In terms of “finding big ideas,” the authors suggested two tips in particular that I think will be useful: “look carefully at state standards” and “circle key recurring nouns in standards documents to highlight big ideas and the recurring verbs to identify core tasks” (73-74). The authors remind us again that we are experts as teachers, and the “Expert Blind Spot” can prevent us from making big ideas obvious to students. We need to think like students in order to help them grasp big ideas and truly understand the content.

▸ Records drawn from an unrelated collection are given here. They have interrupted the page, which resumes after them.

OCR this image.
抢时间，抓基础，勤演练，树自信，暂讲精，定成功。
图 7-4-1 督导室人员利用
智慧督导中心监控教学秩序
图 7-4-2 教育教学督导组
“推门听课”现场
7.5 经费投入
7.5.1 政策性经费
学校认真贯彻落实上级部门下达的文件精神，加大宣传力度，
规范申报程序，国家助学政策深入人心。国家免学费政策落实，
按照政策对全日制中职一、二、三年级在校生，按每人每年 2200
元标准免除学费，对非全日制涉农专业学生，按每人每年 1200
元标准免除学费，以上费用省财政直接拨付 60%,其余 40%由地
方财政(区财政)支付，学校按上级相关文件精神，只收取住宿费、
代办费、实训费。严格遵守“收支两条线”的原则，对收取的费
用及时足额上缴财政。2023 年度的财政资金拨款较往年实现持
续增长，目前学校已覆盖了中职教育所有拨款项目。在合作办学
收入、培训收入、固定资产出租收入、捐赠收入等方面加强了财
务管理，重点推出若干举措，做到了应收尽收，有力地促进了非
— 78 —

Friday, September 24, 2010

Backward Design


One of the main ideas is focused on developing goals and objectives when we do our planning. The teaching job is not done randomly; it needs guidance, preparation and elaboration. On one hand, the guidance is given by the national or institutional standards that specify what students should know and be able to do. On the other hand, preparation and elaboration are on the teacher’s criteria and creativity. Teacher’s criteria will be understood as the objectives or results we want to get after doing our lesson. The creativity will be used when we want to give the correct order to our lesson using the content, the appropriate method and the proper activities.
Here appears the concept of “Backward Design”. The backwards design model centers on the idea that the design process should begin with identifying the desired results and then "work backwards" to develop instruction rather than the traditional approach which is to define what topics need to be covered. In other words, we should use a results-focused design instead of a content-focused design.
Their framework identifies three main stages:
                Stage 1: Identify desired results: It means the learning that should endure over the long term. This is referred to as the “enduring understanding”. This requires “clarity about priorities” (Wiggins).
                Stage 2: Determine acceptable evidence: We need to establish what constitutes acceptable evidence of competency in the outcomes and results. To define what forms of assessment will demonstrate that the student acquired the knowledge, understanding, and skill to answer the questions. There are three types of assessments: Performance Task, Criteria Referenced Assessment (quizzes, test, prompts) and Unprompted Assessment and Self-Assessment (observations, dialogues, etc.).
                Stage 3: Plan learning experiences and instruction: It means instructional strategies and learning experiences that equip students to develop and demonstrate the desired understanding, bringing students to these competency levels.